I’ve been doing remarkably well as far as getting over Teddy Bear goes. She was, just like every other woman I’ve been attracted to to that degree or more, just a fantasy. I must move on which is all I can do. Whether or not she got the letter, she didn’t want to get together bad enough to call in the end. All I had to do to know this was to not get a call from her. I don’t hate her, but I hate what she’s done, and I know that if we were suddenly to cross paths, I wouldn’t be able to trust her.

When Tom gets up, he’ll email the doll people. They said they’d send another one, but it wouldn’t surprise me if we were told something different this time around. Like to give it another 10 days or more.

After thinking about it and taking into consideration that there is a curse on me when it comes to trying to receive dolls and that the mail system is hit or miss, I decided to stay away from mail-order dolls as much as possible. In a couple of months or so I’m still gonna take a shot at getting the Arab and Brazilian dolls and hope for the best. I’ll either get them or I won’t. Then, instead of ordering from them with birthday and Christmas money, I’m going to save up to buy dolls at JBS. I know it’s more expensive and that it’ll take two birthdays and Christmases to get a doll every two years, but it’ll be a realistic-looking, high-quality doll that we go and get ourselves, without having to deal with the 50/50 chance that the post office will fuck up.

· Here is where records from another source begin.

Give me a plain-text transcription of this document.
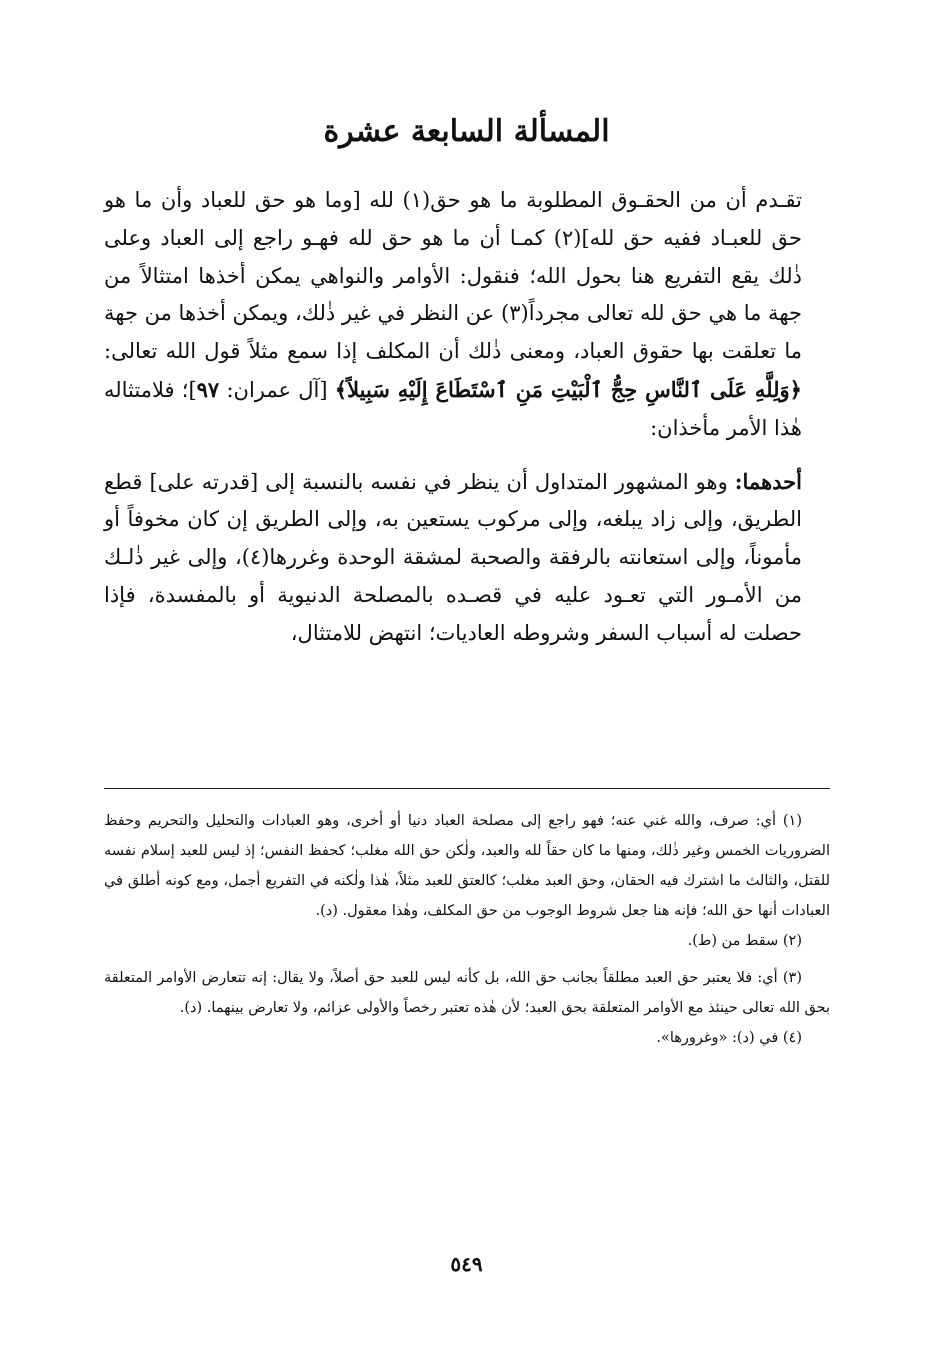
المسألة السابعة عشرة

تقـدم أن من الحقـوق المطلوبة ما هو حق(١) لله [وما هو حق للعباد وأن ما هو حق للعبـاد ففيه حق لله](٢) كمـا أن ما هو حق لله فهـو راجع إلى العباد وعلى ذٰلك يقع التفريع هنا بحول الله؛ فنقول: الأوامر والنواهي يمكن أخذها امتثالاً من جهة ما هي حق لله تعالى مجرداً(٣) عن النظر في غير ذٰلك، ويمكن أخذها من جهة ما تعلقت بها حقوق العباد، ومعنى ذٰلك أن المكلف إذا سمع مثلاً قول الله تعالى: ﴿وَلِلَّهِ عَلَى ٱلنَّاسِ حِجُّ ٱلْبَيْتِ مَنِ ٱسْتَطَاعَ إِلَيْهِ سَبِيلاً﴾ [آل عمران: ٩٧]؛ فلامتثاله هٰذا الأمر مأخذان:

أحدهما: وهو المشهور المتداول أن ينظر في نفسه بالنسبة إلى [قدرته على] قطع الطريق، وإلى زاد يبلغه، وإلى مركوب يستعين به، وإلى الطريق إن كان مخوفاً أو مأموناً، وإلى استعانته بالرفقة والصحبة لمشقة الوحدة وغررها(٤)، وإلى غير ذٰلـك من الأمـور التي تعـود عليه في قصـده بالمصلحة الدنيوية أو بالمفسدة، فإذا حصلت له أسباب السفر وشروطه العاديات؛ انتهض للامتثال،

(١) أي: صرف، والله غني عنه؛ فهو راجع إلى مصلحة العباد دنيا أو أخرى، وهو العبادات والتحليل والتحريم وحفظ الضروريات الخمس وغير ذٰلك، ومنها ما كان حقاً لله والعبد، ولٰكن حق الله مغلب؛ كحفظ النفس؛ إذ ليس للعبد إسلام نفسه للقتل، والثالث ما اشترك فيه الحقان، وحق العبد مغلب؛ كالعتق للعبد مثلاً، هٰذا ولٰكنه في التفريع أجمل، ومع كونه أطلق في العبادات أنها حق الله؛ فإنه هنا جعل شروط الوجوب من حق المكلف، وهٰذا معقول. (د).

(٢) سقط من (ط).

(٣) أي: فلا يعتبر حق العبد مطلقاً بجانب حق الله، بل كأنه ليس للعبد حق أصلاً، ولا يقال: إنه تتعارض الأوامر المتعلقة بحق الله تعالى حينئذ مع الأوامر المتعلقة بحق العبد؛ لأن هٰذه تعتبر رخصاً والأولى عزائم، ولا تعارض بينهما. (د).

(٤) في (د): «وغرورها».

٥٤٩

Because I’m so cursed with having to fight for dolls bought through the mail, maybe Paula really did try those two times to send me dolls. I had just thought it was a weird coincidence at the time cuz I was getting her letters. But because they were dolls, and because of the experiences I’ve had, I now wonder if maybe she wasn’t kidding after all. The mail’s so screwy that for all I know Teddy Bear could’ve sent a note saying thanks but no thanks to the mice, etc., though I doubt it. I really thought that having a PO box would mean we’d seldom not get things we order, but it’s cuz it’s dolls I’m trying to get. If I were ordering anything else there wouldn’t be so much of a problem. Because I’m not the one out there working 40 hours a week, God just wants me not to get the things I love as easily. He wants me to work for them, in a sense, by there being a problem with the delivery or the doll being out of stock.

I don’t have any bad vibes as far as seeing the cheeks tomorrow, but I haven’t been much of a psychic lately, so I don’t know. Then again, I never lost my accuracy in predicting bad things. We’ll find out tomorrow, though there’s a chance he may not have heard back from them yet. Hopefully, he never will. Hopefully, they’ll just drop it, stop trying to control me and go pick on someone else.

What I do look forward to tomorrow is going to Walgreens to look for that dye. I hope we find it cuz I want to do something with this damn hair and was going to use that as the deciding factor as to whether or not I cut it or just trim it. I’m so sick of all the static! It’s always, always full of static. I guess it’s cuz I live in such a dry climate.

We’re also going to stop at the bookstore and JBS.

I wonder if the babies will ever calm down. I certainly have my doubts at this point. I’m sick of this scaredy-rat bullshit!